After a divorce, dealing with birthdays can be challenging for many families. It is especially difficult when parents are just working out the details of their parenting plan.
It’s perfectly normal for parents to feel a little possessive or even competitive about the children’s birthdays. They often feel like they need to create the best birthday celebrations, in order to help the children overcome the loss caused by the divorce.
The best thing you can do for your children’s birthdays is to avoid conflict over the whole thing.
Here are some ways that other families deal with birthday celebrations:
The parents alternate being with the child on their actual birthday, from one year to the next. This is a very common way to handle the issue, but is not the most satisfying for the child. When children are in school, birthday celebrations are often planned for the weekend before or after the actual birthday. If the parenting schedule is interrupted for the actual day of the birthday and then the birthday party needs to be scheduled in an awkward way to fit into the parenting plan, children often feel frustrated that they don’t have any control over their special day.
The parenting plan does not change. Each parent celebrates the child’s birthday during his or her regular parenting time. This works well when the parents share parenting time on a liberal schedule, even if it’s not 50/50. Children get to see each parent on or near their birthday, without the schedule feeling forced or disrupted. Children generally like this plan and parents find that the time tends to equalize over the years.

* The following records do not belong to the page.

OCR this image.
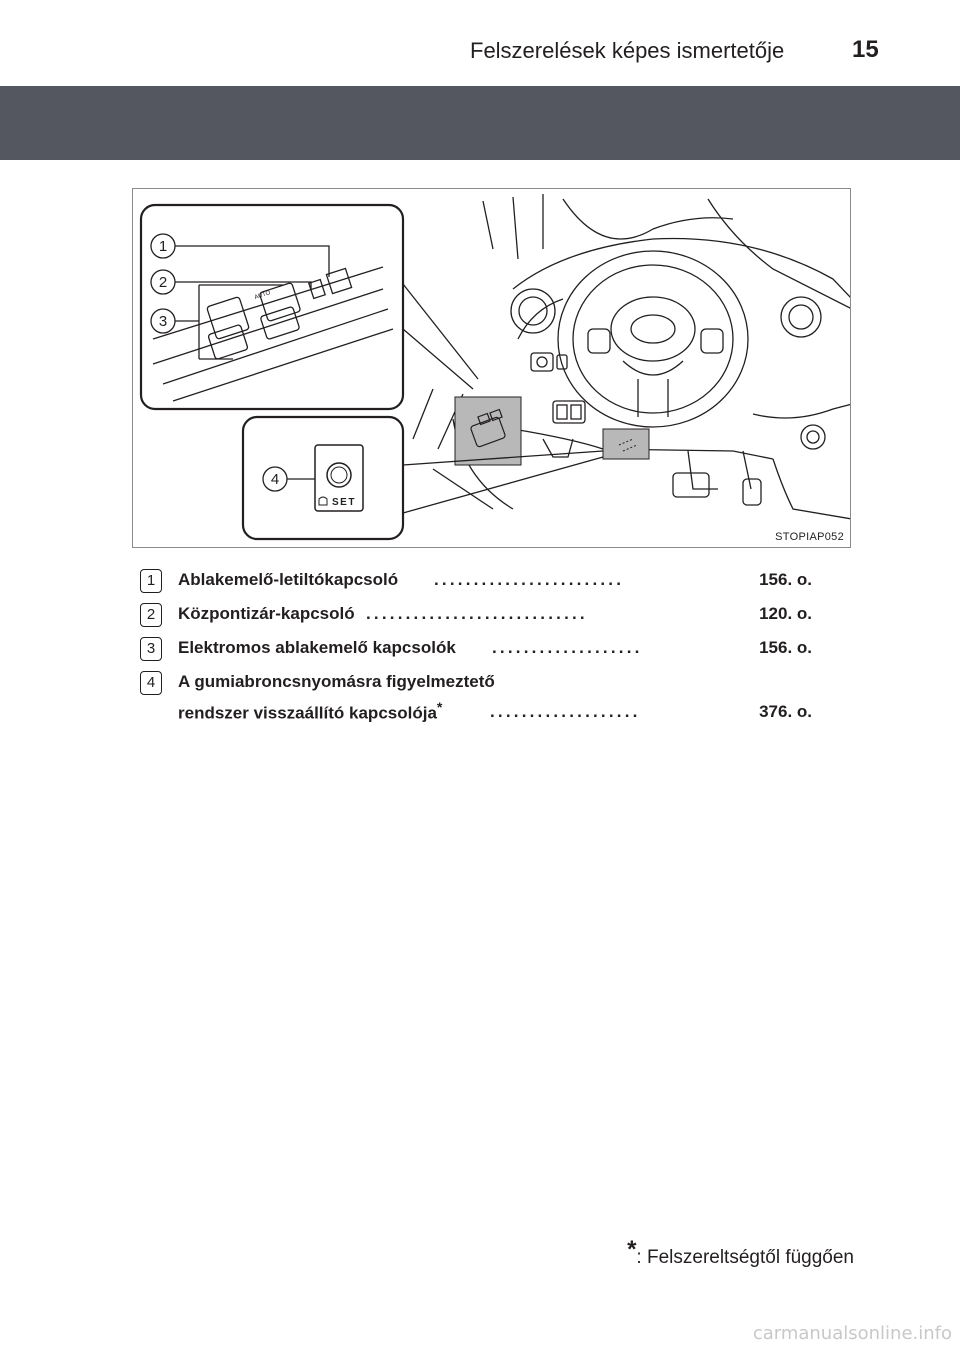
Felszerelések képes ismertetője	15
AUTO
SET
1
2
3
4
STOPIAP052
1	Ablakemelő-letiltókapcsoló ........................	156. o.
2	Központizár-kapcsoló ............................	120. o.
3	Elektromos ablakemelő kapcsolók ...................	156. o.
4	A gumiabroncsnyomásra figyelmeztető
rendszer visszaállító kapcsolója*	...................	376. o.
*: Felszereltségtől függően
carmanualsonline.info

The parents share the birthday. One parent has time in the morning and the other in the evening, or one for an hour or two in the early evening and the other a little later in the evening. This kind of arrangement is definitely kinder to the parents than to the children. Neither parent has to be left out, but the birthday child spends more time moving around from place to place than actually enjoying the birthday. Children are very resistive to this kind of plan, especially as they get older.
The parents celebrate the child’s birthday together. Whether it’s on the actual birthday or for the birthday celebration, the parents are there together. When the parents can be cordial and respectful of each other, children like this arrangement. They feel like they are the one who’s really important and that the parents are working together to make their day special. Parents who cannot be in the same space with each other without fighting should not consider this kind of arrangement.
Each parent has a separate birthday party or celebration during that parent’s parenting time. This scenario is not recommended; it often makes children very uncomfortable, especially if each parent is trying to outdo the other by having the “best” party. Most children understand that this kind of competition is not about them or what they want. But they will often go along with the parents’ plans because they don’t want to hurt anyone’s feelings. The stress for the children in this kind of situation is compounded when each parent invites the same friends to the separate parties, which can be embarrassing for both the birthday child and the friends.
However you plan to celebrate your child’s birthday, it’s important to consider the child’s feelings before your own. Children probably won’t even remember each individual birthday event – unless of course, it was filled with the pain and anxiety of trying to smooth over conflict between his or her parents.